Notably, the adapted BERTopic pipeline allows you to define a whole range of min_cluster_sizes and min_sample_sizes to be used by HDBSCAN, and the one with the highest DBCV score will be chosen automatically. Also, a new hyperparameter "hdbscan_min_clusters" was added, which allows setting a minimum number of resulting clusters when using the ranges.
You can add any number of additional entries to train_models, agg_models (and bert_params accordingly) to train models in batches. Set "generate_labels" to false in the bert_params to exclude the LLM and improve performance for hyperparameter tuning.
-
You're using quantized embeddings and encounter an error in method "search_closure" when trying to load a pickled BERTopic model?
Until the pynndescent module gets an official update, you'll have to manually apply the fix from lmcinnes/pynndescent#240. Download https://github.com/lmcinnes/pynndescent/blob/master/pynndescent/pynndescent_.py and replace the one throwing the error. -
You want to update your model with a new version of the arXiv dataset?
Simply run steps 1 and 2 again to import new papers and create their embeddings.

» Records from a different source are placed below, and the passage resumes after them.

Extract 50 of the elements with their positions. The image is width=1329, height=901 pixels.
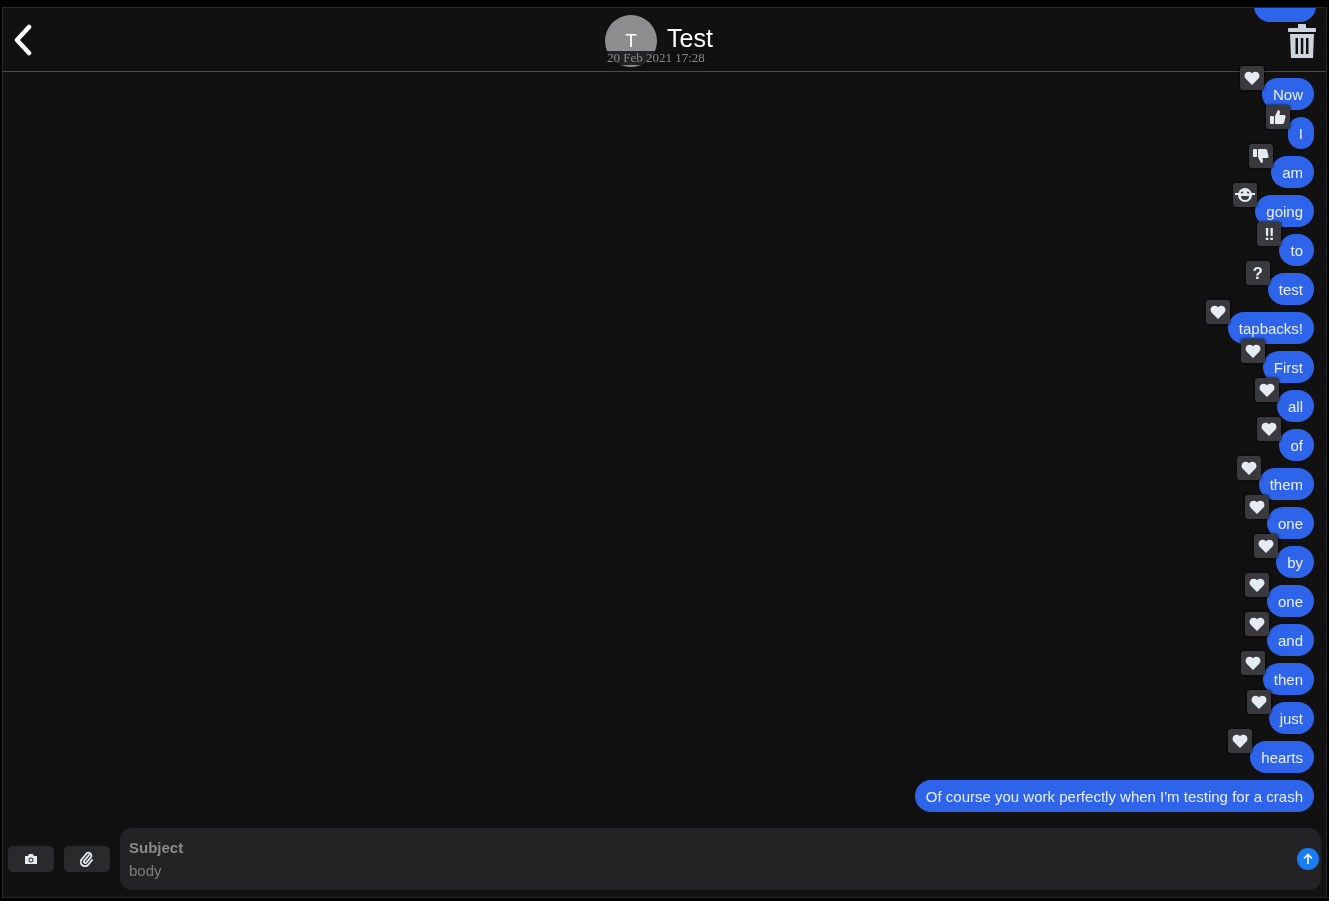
heart-icon [1244, 344, 1261, 358]
message-text: to [1290, 241, 1303, 259]
message-field[interactable]: Subject body [120, 828, 1321, 890]
send-button[interactable] [1297, 848, 1319, 870]
chevron-left-icon [12, 23, 34, 56]
message-text: Now [1273, 85, 1303, 103]
delete-button[interactable] [1288, 23, 1316, 58]
message-text: then [1273, 670, 1303, 688]
heart-icon [1248, 578, 1265, 592]
message-text: one [1277, 514, 1303, 532]
message-text: one [1277, 592, 1303, 610]
message-date: 20 Feb 2021 17:28 [605, 51, 707, 65]
contact-name: Test [667, 23, 713, 53]
heart-icon [1258, 539, 1275, 553]
message-text: them [1269, 475, 1303, 493]
message-text: First [1273, 358, 1303, 376]
heart-icon [1250, 695, 1267, 709]
message-text: tapbacks! [1238, 319, 1303, 337]
message-text: and [1277, 631, 1303, 649]
message-text: all [1288, 397, 1303, 415]
trash-icon [1288, 23, 1316, 58]
avatar-initial: T [625, 30, 637, 52]
heart-icon [1209, 305, 1226, 319]
reaction-glyph: ? [1252, 264, 1263, 282]
subject-field[interactable]: Subject [129, 836, 1202, 859]
arrow-up-icon [1302, 853, 1314, 865]
camera-icon [24, 853, 38, 865]
heart-icon [1248, 500, 1265, 514]
message-text: test [1278, 280, 1303, 298]
message-text: am [1282, 163, 1303, 181]
message-text: I [1298, 124, 1303, 142]
message-text: of [1290, 436, 1303, 454]
heart-icon [1244, 656, 1261, 670]
body-field[interactable]: body [129, 859, 1202, 882]
heart-icon [1244, 71, 1260, 85]
attach-button[interactable] [64, 846, 110, 872]
message-text: by [1287, 553, 1303, 571]
back-button[interactable] [12, 23, 34, 56]
heart-icon [1261, 422, 1278, 436]
reaction-glyph: ‼ [1264, 225, 1275, 243]
camera-button[interactable] [8, 846, 54, 872]
heart-icon [1248, 617, 1265, 631]
paperclip-icon [80, 851, 94, 867]
message-text: hearts [1261, 748, 1303, 766]
message-text: going [1266, 202, 1303, 220]
heart-icon [1240, 461, 1257, 475]
heart-icon [1259, 383, 1275, 397]
message-text: Of course you work perfectly when I'm testing for a crash [925, 787, 1303, 805]
heart-icon [1232, 734, 1249, 748]
message-text: just [1279, 709, 1303, 727]
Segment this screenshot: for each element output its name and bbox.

This will not override your existing data. Then run steps 6 and/or 7 to assign the new papers to the exisiting topics, and finally recompute statistics with step 9. -
You want to restart the whole process?
Delete arxiv.db in the "database" folder as well as snapshot_update_date.txt in the "input" folder.
No part of the code or its documentation was created by or with the help of artificial intelligence.